Önümüzdeki dönemde AB-Türkiye Gümrük Birliği’nin Dijital Tek Pazar ve Yeşil Mutabakat boyutlarını içerecek şekilde güncellenmesi gerektiğini Avrupa Birliği yetkilileriyle yaptıkları tüm görüşmelerde özellikle hatırladıklarını söyleyen Kaslowski dinamikleri paylaştı;
• Son dönemde Avrupa Birliği’nin özellikle Vietnam, Japonya, Hindistan, Meksika gibi ülkelerle ticari ilişkilerinin yakından izlenmesi ve STA politikalarımızın içinden geçtiğimiz süreçte tedarik zincirlerinin dönüşümünü dikkate alarak değerlendirilmesi uygun olacaktır.
• AB-Vietnam Serbest Ticaret Anlaşması 1 Ağustos’ta yürürlüğe girdi, AB-Hindistan ticaret müzakerelerinin de hızlanmakta olduğunu görüyoruz. 2000’de imzalanan AB-Meksika anlaşmasının güncellenmesi için de genel prensipler üzerinde mutabakat sağlandı. Tüm bu anlaşmaların Türkiye’yi etkilemesi kaçınılmazdır.
• Avrupa Birliği, yeni nesil ticaret yaklaşımı ile artık ticari politikalarında Paris Anlaşması ve sürdürülebilir kalkınma ilkelerine uyumu bir ön şart olarak gündeme getiriyor. Bu açıdan, AB Yeşil Mutabakat ve birlikte gelen Sınırda Karbon Düzenlemesi gibi alt düzenlemelerin ülkemizin ihracat rekabetçiliği gözetilerek ele alınması ve sektörel yol haritaları çıkarılması gereklidir. Ticaret Bakanlığı bünyesinde gerçekleştirilen bu çalışmaları yakından takip ediyoruz.
• Sınırda karbon düzenlemesinin bir risk olmaktan çıkartılabilmesi için sürdürülebilirlik ve çevre,sosyal ve yönetişimsel yani (ESG) kriterlerine uygun iş yapan şirketlerin bir nevi yeşil pasaport gibi muafiyet edinebilmesinin yolunu açacak politikaların geliştirilmesi gereklidir.

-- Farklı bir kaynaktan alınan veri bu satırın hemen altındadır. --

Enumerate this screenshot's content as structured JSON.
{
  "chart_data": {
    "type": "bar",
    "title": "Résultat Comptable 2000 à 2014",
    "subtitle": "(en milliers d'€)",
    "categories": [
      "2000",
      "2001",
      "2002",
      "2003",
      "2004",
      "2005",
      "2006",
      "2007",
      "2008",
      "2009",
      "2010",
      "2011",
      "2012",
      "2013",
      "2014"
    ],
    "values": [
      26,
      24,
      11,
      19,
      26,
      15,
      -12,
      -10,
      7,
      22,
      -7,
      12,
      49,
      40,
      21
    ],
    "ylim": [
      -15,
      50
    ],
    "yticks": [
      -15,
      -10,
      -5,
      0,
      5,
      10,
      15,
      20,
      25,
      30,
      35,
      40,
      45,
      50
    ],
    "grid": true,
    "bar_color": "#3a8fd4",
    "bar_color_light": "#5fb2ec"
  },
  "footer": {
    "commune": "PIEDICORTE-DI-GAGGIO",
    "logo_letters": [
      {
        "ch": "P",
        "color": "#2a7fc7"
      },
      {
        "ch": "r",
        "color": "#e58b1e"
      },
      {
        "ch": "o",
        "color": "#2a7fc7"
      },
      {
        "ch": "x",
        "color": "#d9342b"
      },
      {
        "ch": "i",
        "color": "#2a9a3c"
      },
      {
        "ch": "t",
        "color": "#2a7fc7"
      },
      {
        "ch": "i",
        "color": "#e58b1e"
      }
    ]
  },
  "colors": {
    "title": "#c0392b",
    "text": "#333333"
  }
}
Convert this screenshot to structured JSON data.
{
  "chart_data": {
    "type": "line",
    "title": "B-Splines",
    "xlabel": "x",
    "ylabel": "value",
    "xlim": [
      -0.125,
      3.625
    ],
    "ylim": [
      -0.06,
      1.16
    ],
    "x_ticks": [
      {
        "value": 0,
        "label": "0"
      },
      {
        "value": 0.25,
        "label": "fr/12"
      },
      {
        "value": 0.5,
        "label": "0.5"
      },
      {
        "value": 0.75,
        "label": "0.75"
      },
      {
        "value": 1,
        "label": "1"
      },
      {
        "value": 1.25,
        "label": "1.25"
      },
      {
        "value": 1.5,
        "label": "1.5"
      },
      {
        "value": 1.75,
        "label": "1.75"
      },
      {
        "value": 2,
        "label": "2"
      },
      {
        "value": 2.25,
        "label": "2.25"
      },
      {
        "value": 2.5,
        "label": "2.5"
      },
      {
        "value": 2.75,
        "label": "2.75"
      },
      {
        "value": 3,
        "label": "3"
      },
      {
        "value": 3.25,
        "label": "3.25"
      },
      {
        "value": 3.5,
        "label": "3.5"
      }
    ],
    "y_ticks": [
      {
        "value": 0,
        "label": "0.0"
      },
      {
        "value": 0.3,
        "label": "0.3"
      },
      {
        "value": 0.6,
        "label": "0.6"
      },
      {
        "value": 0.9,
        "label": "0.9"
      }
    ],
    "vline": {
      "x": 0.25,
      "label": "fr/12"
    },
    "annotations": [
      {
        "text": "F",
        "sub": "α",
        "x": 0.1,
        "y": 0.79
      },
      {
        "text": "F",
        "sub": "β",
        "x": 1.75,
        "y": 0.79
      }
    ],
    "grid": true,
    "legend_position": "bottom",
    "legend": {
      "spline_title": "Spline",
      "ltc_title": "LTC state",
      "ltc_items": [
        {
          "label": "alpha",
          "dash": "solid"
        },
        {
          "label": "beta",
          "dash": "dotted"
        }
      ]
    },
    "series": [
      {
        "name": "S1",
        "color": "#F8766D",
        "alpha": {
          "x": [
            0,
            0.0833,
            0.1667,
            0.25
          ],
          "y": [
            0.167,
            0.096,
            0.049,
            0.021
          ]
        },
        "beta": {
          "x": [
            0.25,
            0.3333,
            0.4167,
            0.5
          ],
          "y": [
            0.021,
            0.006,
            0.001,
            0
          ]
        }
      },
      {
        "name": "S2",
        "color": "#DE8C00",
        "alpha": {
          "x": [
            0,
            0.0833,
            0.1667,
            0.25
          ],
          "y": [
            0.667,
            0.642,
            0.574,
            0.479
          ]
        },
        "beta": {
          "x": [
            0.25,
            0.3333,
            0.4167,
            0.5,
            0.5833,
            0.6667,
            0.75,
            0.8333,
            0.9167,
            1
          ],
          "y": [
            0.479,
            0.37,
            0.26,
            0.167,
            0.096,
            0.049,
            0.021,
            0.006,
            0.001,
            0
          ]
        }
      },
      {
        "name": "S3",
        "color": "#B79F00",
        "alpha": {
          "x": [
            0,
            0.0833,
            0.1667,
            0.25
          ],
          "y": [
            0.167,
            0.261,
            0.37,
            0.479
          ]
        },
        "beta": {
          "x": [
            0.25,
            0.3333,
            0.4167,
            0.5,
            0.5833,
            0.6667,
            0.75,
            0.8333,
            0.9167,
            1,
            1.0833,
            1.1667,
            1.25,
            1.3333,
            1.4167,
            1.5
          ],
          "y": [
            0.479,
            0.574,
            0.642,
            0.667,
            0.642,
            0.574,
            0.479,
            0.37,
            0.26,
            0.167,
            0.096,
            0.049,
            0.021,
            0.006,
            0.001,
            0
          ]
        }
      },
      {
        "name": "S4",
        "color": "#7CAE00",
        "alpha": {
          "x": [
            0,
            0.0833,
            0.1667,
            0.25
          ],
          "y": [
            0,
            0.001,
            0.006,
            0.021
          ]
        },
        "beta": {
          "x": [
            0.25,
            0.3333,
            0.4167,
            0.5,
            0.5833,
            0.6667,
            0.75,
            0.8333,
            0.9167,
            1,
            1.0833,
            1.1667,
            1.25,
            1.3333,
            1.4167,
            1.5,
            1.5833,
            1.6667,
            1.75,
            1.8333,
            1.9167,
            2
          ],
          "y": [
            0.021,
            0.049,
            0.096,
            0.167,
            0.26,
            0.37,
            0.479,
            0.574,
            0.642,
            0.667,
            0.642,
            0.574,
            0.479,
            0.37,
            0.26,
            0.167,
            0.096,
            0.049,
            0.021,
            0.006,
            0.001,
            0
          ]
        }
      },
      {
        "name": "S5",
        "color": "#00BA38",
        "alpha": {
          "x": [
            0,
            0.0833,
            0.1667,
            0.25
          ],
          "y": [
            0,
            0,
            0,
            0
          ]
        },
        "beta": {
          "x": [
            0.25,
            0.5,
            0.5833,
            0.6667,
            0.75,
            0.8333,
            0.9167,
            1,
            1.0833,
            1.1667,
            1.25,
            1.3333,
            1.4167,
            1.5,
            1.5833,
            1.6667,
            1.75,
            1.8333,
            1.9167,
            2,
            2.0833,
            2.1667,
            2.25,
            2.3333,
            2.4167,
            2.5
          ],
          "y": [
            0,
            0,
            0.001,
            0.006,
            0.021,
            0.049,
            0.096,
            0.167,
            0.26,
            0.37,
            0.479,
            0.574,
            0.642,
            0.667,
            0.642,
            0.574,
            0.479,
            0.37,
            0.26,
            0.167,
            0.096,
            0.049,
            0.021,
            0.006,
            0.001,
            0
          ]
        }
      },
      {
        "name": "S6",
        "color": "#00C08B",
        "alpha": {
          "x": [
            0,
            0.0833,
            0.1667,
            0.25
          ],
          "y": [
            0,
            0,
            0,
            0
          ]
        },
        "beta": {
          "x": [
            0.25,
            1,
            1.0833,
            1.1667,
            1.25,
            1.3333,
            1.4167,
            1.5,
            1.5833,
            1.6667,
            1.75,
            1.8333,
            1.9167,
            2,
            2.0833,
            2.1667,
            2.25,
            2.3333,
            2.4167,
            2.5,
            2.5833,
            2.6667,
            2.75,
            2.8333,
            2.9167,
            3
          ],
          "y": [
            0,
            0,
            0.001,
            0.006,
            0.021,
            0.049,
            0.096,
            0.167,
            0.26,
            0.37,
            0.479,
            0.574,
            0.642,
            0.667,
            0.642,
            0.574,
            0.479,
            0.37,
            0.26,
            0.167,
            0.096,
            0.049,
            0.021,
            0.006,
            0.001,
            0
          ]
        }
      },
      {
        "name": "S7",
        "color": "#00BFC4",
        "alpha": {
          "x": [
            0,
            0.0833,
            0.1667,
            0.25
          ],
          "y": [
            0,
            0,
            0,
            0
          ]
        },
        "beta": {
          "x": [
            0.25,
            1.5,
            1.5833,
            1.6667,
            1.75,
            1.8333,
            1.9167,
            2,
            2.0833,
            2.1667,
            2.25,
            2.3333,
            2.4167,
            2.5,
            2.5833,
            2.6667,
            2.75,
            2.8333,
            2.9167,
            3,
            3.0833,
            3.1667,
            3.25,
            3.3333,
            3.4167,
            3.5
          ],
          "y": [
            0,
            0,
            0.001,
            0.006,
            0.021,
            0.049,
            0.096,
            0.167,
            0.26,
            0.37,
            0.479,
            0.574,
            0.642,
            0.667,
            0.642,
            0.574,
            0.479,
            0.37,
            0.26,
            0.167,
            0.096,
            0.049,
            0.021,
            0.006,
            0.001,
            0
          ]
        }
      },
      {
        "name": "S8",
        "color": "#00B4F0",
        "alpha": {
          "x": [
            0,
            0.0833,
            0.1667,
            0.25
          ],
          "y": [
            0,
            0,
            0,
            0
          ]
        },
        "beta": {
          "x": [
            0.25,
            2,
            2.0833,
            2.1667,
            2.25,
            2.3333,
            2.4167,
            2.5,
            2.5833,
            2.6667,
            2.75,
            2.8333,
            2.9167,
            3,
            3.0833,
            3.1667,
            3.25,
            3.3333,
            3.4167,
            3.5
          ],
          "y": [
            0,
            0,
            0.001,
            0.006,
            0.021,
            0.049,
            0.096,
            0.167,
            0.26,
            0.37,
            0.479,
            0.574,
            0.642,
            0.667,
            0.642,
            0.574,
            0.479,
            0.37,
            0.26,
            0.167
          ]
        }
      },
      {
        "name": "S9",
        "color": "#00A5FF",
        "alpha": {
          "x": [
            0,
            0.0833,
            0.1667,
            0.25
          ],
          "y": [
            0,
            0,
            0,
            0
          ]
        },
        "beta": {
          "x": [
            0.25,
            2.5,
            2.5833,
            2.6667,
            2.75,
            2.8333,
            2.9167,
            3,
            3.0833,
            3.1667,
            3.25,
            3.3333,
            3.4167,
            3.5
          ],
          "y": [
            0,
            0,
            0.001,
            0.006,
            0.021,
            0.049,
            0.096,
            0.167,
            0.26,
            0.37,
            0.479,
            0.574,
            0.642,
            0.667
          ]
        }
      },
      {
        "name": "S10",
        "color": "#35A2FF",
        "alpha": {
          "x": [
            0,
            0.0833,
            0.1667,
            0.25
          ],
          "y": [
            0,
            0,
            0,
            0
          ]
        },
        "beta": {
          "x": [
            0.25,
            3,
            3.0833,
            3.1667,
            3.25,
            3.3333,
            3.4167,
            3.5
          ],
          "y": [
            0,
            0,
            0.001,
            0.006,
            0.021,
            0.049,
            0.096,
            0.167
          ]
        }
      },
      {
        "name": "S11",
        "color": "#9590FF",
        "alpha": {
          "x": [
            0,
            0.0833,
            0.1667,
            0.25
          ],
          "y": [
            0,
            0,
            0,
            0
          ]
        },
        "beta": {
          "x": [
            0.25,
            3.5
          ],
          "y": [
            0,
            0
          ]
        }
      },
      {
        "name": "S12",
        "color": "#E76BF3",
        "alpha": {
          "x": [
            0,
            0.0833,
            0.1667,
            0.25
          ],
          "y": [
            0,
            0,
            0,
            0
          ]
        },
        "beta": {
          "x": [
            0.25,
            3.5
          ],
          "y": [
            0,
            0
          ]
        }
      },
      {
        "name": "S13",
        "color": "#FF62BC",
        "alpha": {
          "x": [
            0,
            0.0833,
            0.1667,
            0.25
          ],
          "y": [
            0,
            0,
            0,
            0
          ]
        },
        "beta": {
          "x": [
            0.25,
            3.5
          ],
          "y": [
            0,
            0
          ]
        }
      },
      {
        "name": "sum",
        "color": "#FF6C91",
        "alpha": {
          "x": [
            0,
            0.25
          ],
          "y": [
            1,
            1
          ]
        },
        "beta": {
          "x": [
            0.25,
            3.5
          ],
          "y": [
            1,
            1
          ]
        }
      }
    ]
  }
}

• Başta Avrupa Birliği ülkelerine yönelik genel ihracat ve iş birliklerimiz yanında, yüksek teknoloji ürünlerinin ihracatını da artırabilmek ve dünyadaki rekabete ayak uydurabilmek için, Kişisel Verilerin Korunması Kanunumuzu Avrupa Birliği Genel Veri Koruma Tüzüğü (GDPR) ile uyumlu hale getirmemiz de çok önemlidir.